December 15, 2017
When St. Elizabeth Ann Seton Catholic High School opened in early 2017, it was the first Catholic high school in the area of Myrtle Beach, South Carolina. Funded by nearly $4 million in parishioner grants and donations, the school was conceived by the Diocese of Charleston to provide students with a rigorous college preparatory education in a safe and nurturing environment, dedicated to character, social responsibility, and faith.
Situated on a 30-ha (75-acre) plot, the 1430-m2 (15,400-sf) facility houses a cafeteria, classrooms, administrative offices, multipurpose art/music room, media center, and science laboratory. An upcoming expansion will add a gymnasium, chapel, and elementary school.
“The ongoing growth of a state-of-the art learning experience that consistently expands with students and amenities is our ultimate goal,” says Ted Hanes, school principal. “This will be performed in a fresh, modern environment offering a challenging educational program. This year began with our freshman, ninth grade class. We intend to add grades 10 through 12 each year beyond this one until we become a fully functional institution offering faith and wide ranging arts, academic, and athletic opportunities for every level.”

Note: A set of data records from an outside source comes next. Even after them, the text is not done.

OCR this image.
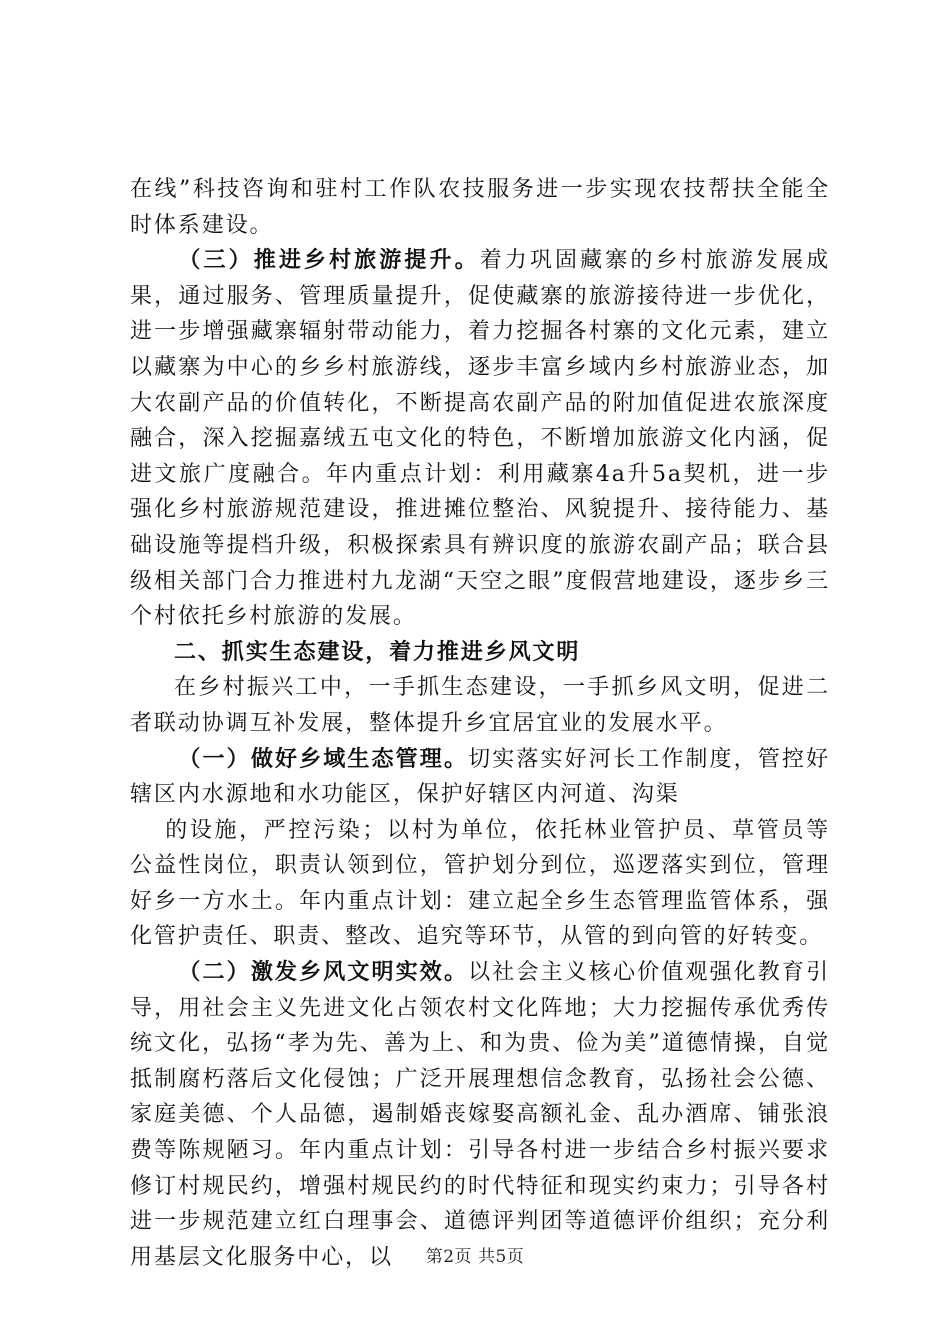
在线”科技咨询和驻村工作队农技服务进一步实现农技帮扶全能全时体系建设。

（三）推进乡村旅游提升。着力巩固藏寨的乡村旅游发展成果，通过服务、管理质量提升，促使藏寨的旅游接待进一步优化，进一步增强藏寨辐射带动能力，着力挖掘各村寨的文化元素，建立以藏寨为中心的乡乡村旅游线，逐步丰富乡域内乡村旅游业态，加大农副产品的价值转化，不断提高农副产品的附加值促进农旅深度融合，深入挖掘嘉绒五屯文化的特色，不断增加旅游文化内涵，促进文旅广度融合。年内重点计划：利用藏寨4a升5a契机，进一步强化乡村旅游规范建设，推进摊位整治、风貌提升、接待能力、基础设施等提档升级，积极探索具有辨识度的旅游农副产品；联合县级相关部门合力推进村九龙湖“天空之眼”度假营地建设，逐步乡三个村依托乡村旅游的发展。

二、抓实生态建设，着力推进乡风文明

在乡村振兴工中，一手抓生态建设，一手抓乡风文明，促进二者联动协调互补发展，整体提升乡宜居宜业的发展水平。

（一）做好乡域生态管理。切实落实好河长工作制度，管控好辖区内水源地和水功能区，保护好辖区内河道、沟渠

的设施，严控污染；以村为单位，依托林业管护员、草管员等公益性岗位，职责认领到位，管护划分到位，巡逻落实到位，管理好乡一方水土。年内重点计划：建立起全乡生态管理监管体系，强化管护责任、职责、整改、追究等环节，从管的到向管的好转变。

（二）激发乡风文明实效。以社会主义核心价值观强化教育引导，用社会主义先进文化占领农村文化阵地；大力挖掘传承优秀传统文化，弘扬“孝为先、善为上、和为贵、俭为美”道德情操，自觉抵制腐朽落后文化侵蚀；广泛开展理想信念教育，弘扬社会公德、家庭美德、个人品德，遏制婚丧嫁娶高额礼金、乱办酒席、铺张浪费等陈规陋习。年内重点计划：引导各村进一步结合乡村振兴要求修订村规民约，增强村规民约的时代特征和现实约束力；引导各村进一步规范建立红白理事会、道德评判团等道德评价组织；充分利用基层文化服务中心，以	第2页 共5页
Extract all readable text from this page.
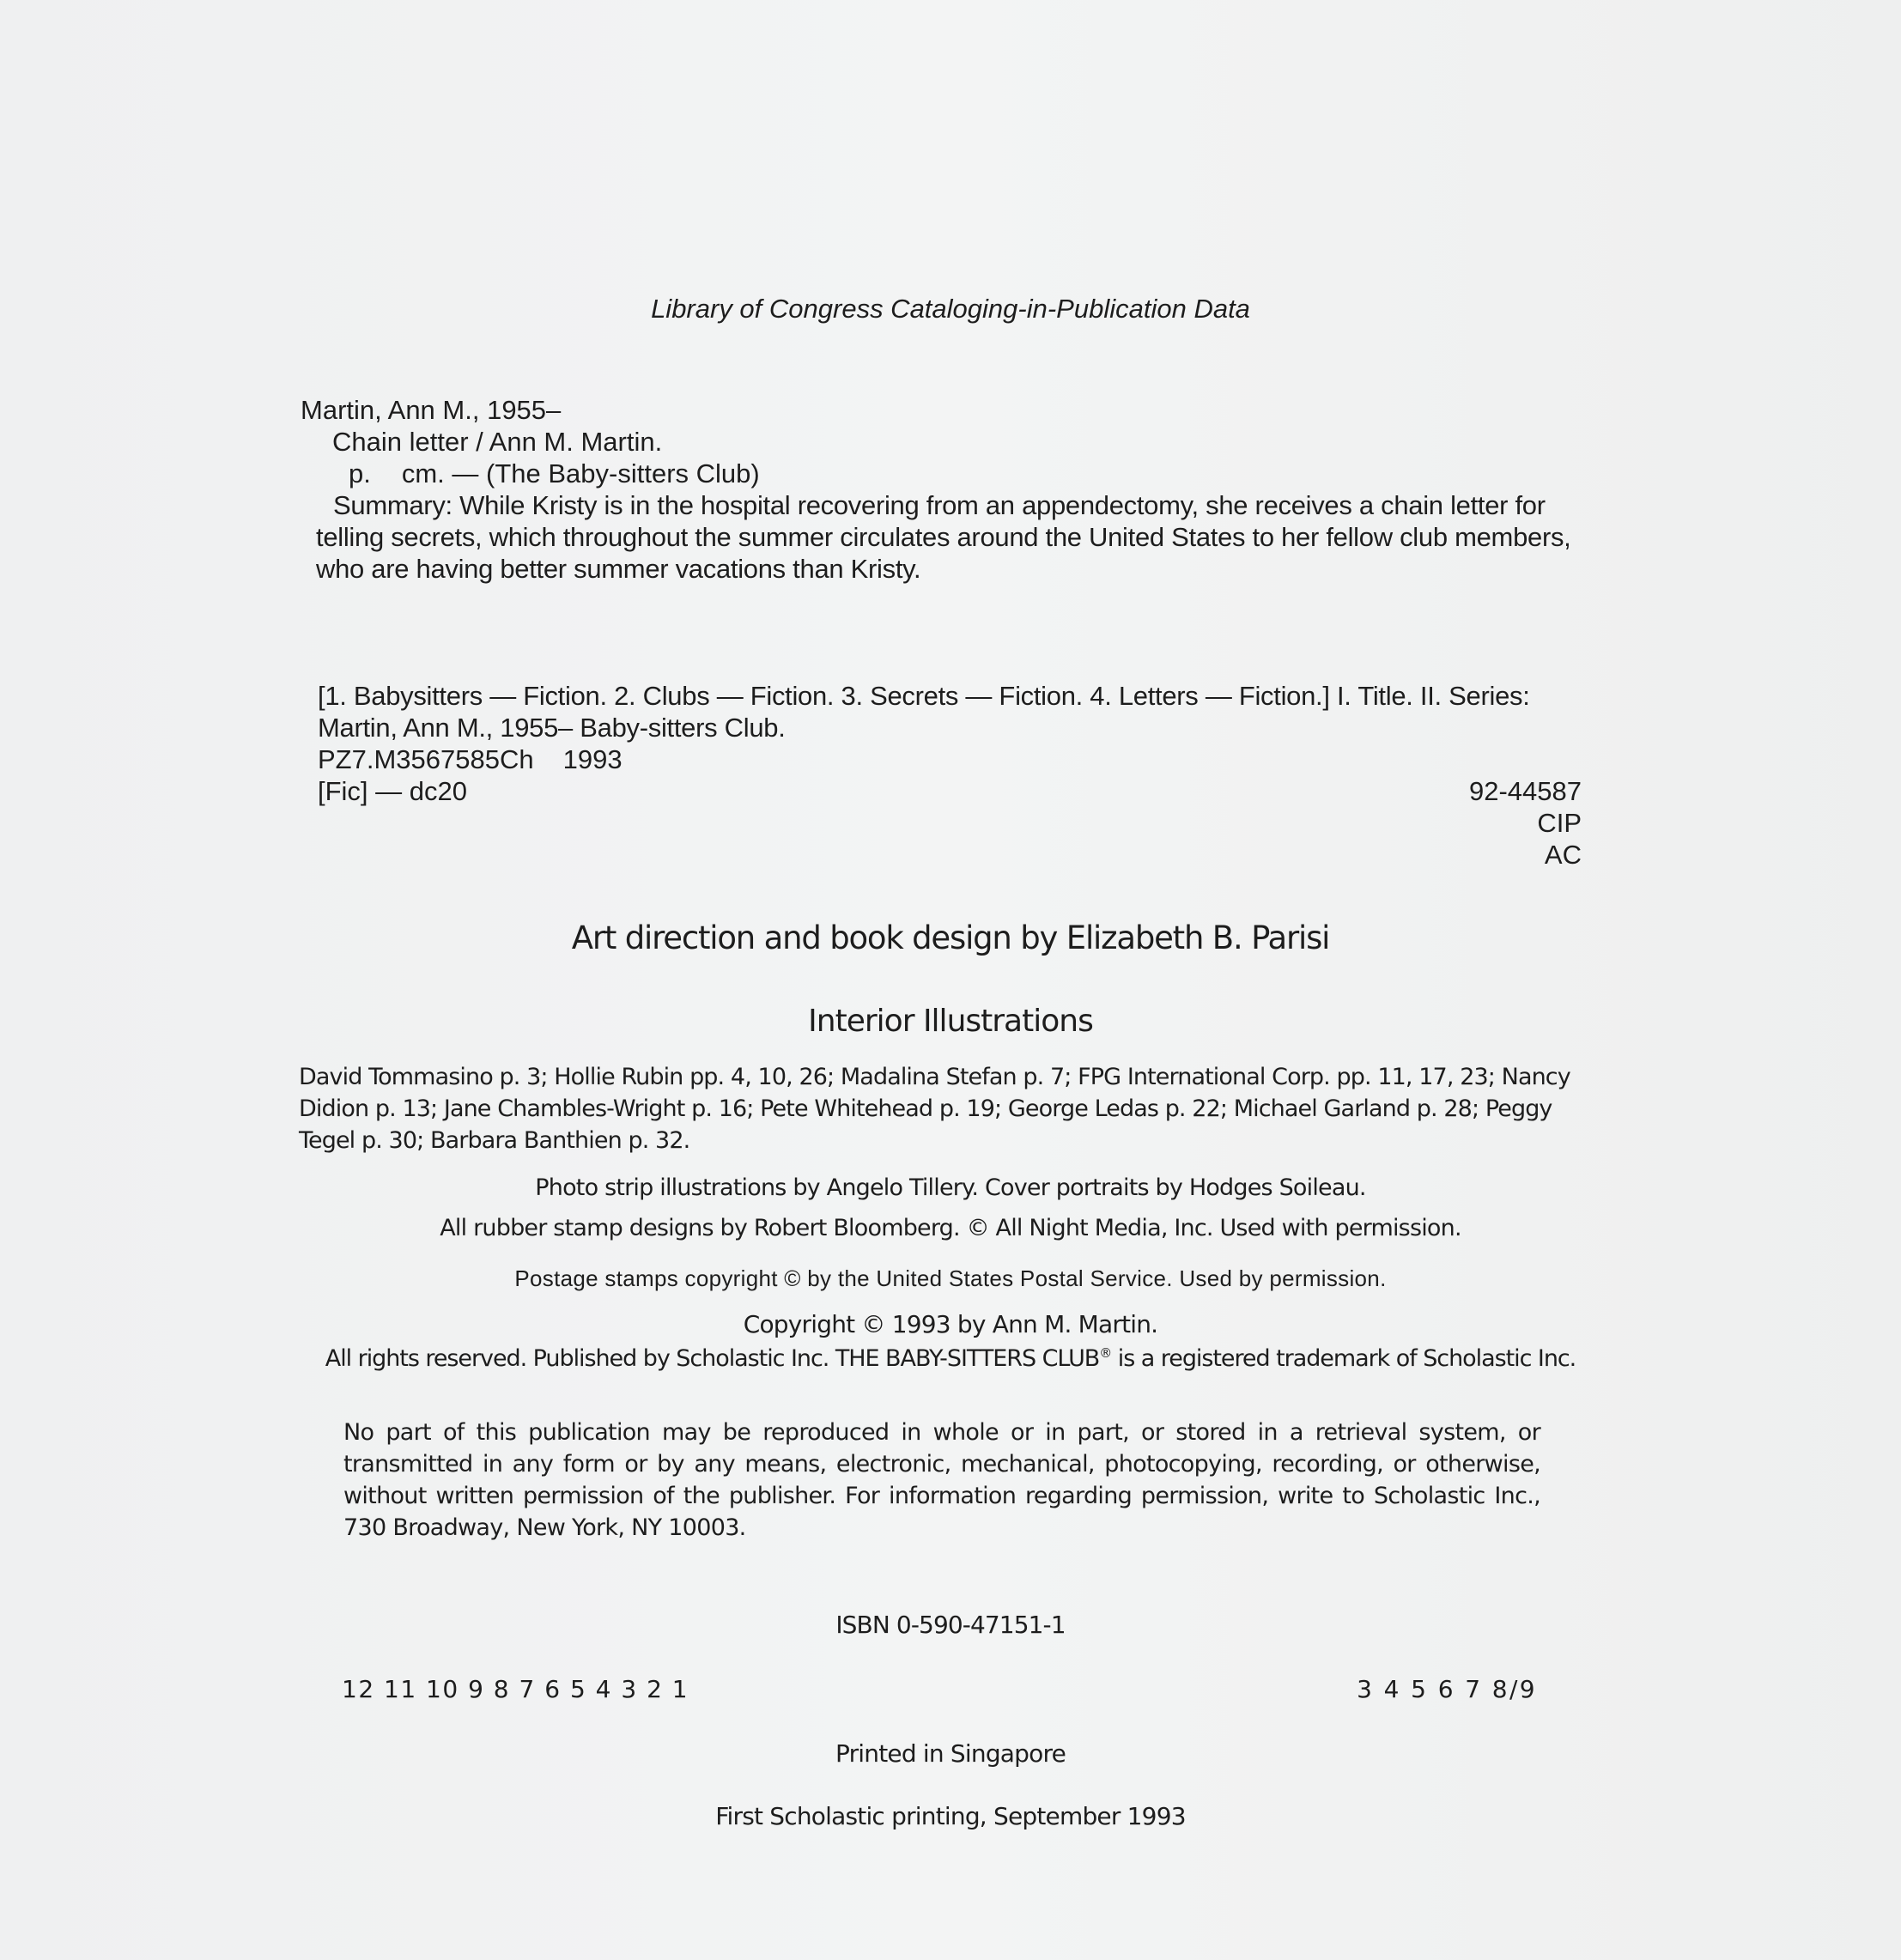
Library of Congress Cataloging-in-Publication Data
Martin, Ann M., 1955–
Chain letter / Ann M. Martin.
p. cm. — (The Baby-sitters Club)
Summary: While Kristy is in the hospital recovering from an appendectomy, she receives a chain letter for telling secrets, which throughout the summer circulates around the United States to her fellow club members, who are having better summer vacations than Kristy.
[1. Babysitters — Fiction. 2. Clubs — Fiction. 3. Secrets — Fiction. 4. Letters — Fiction.] I. Title. II. Series: Martin, Ann M., 1955– Baby-sitters Club.
PZ7.M3567585Ch 1993
[Fic] — dc20	92-44587
CIP
AC
Art direction and book design by Elizabeth B. Parisi
Interior Illustrations
David Tommasino p. 3; Hollie Rubin pp. 4, 10, 26; Madalina Stefan p. 7; FPG International Corp. pp. 11, 17, 23; Nancy Didion p. 13; Jane Chambles-Wright p. 16; Pete Whitehead p. 19; George Ledas p. 22; Michael Garland p. 28; Peggy Tegel p. 30; Barbara Banthien p. 32.
Photo strip illustrations by Angelo Tillery. Cover portraits by Hodges Soileau.
All rubber stamp designs by Robert Bloomberg. © All Night Media, Inc. Used with permission.
Postage stamps copyright © by the United States Postal Service. Used by permission.
Copyright © 1993 by Ann M. Martin.
All rights reserved. Published by Scholastic Inc. THE BABY-SITTERS CLUB® is a registered trademark of Scholastic Inc.
No part of this publication may be reproduced in whole or in part, or stored in a retrieval system, or transmitted in any form or by any means, electronic, mechanical, photocopying, recording, or otherwise, without written permission of the publisher. For information regarding permission, write to Scholastic Inc., 730 Broadway, New York, NY 10003.
ISBN 0-590-47151-1
12 11 10 9 8 7 6 5 4 3 2 1	3 4 5 6 7 8/9
Printed in Singapore
First Scholastic printing, September 1993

William R. Halasz Architects, a local firm with more than 20 years architectural experience in commercial, institutional and religious sectors, was selected to design the school. Construction began in 2015.
“We wanted a look and feel that was well beyond the norm,” says architect Bill Halasz. “This included a clean, crisp contemporary motif that extended from exterior glass and metal to strikingly fresh glow of the restroom.”
To seamlessly blend with each restroom’s modern gray tile and chrome fixtures, designers opted for bright, white bathroom partitions made from high-density polyethylene (HDPE). The material is durable, easy-to-clean, and highly resistant to scratches, graffiti, and rust. The sleek design offers hidden hardware for clean aesthetics, as well as angled door edges to enhance privacy. The partitions were donated to the school by Bill Meany, owner of Myrtle Beach plumbing company Palmetto Parts.
“If possible, we always lean towards HDPE as opposed to stainless steel,” says Meany. “HDPE wears extremely well. They have color throughout, don’t deteriorate and, most importantly, once they’re installed we tend to never hear from the customer again except when they order more products. They’ve even held up to the abuse in some very difficult situations.”
HDPE is a solid composite, which maintains a property of impermeability that does not allow for the retaining and/or absorption of moisture. This means the partitions resist water damage and, unlike metal, do not rust and harbor bacteria. This material makes the stalls ideal for both power-washing and hose-down cleaning. If cleaned and maintained properly, HDPE partitions reduce long-term costs. Mild stains can be removed with a mild cleaner and water, whereas tougher stains are normally counteracted with mixture of trisodium phosphate and household detergent, diluted with water. If this solution is ineffective, a non-abrasive industrial-strength cleaner can be used without damaging the material.
As a board member for the high school, Meany says he has a duty to do what is best for the institution.
“I wouldn’t provide anything that I didn’t think would last or look great,” says Meany. “You can’t even see the hinges. They’re perfect for the modern look we were trying to achieve—shiny, bright exteriors with nice, clean lines.”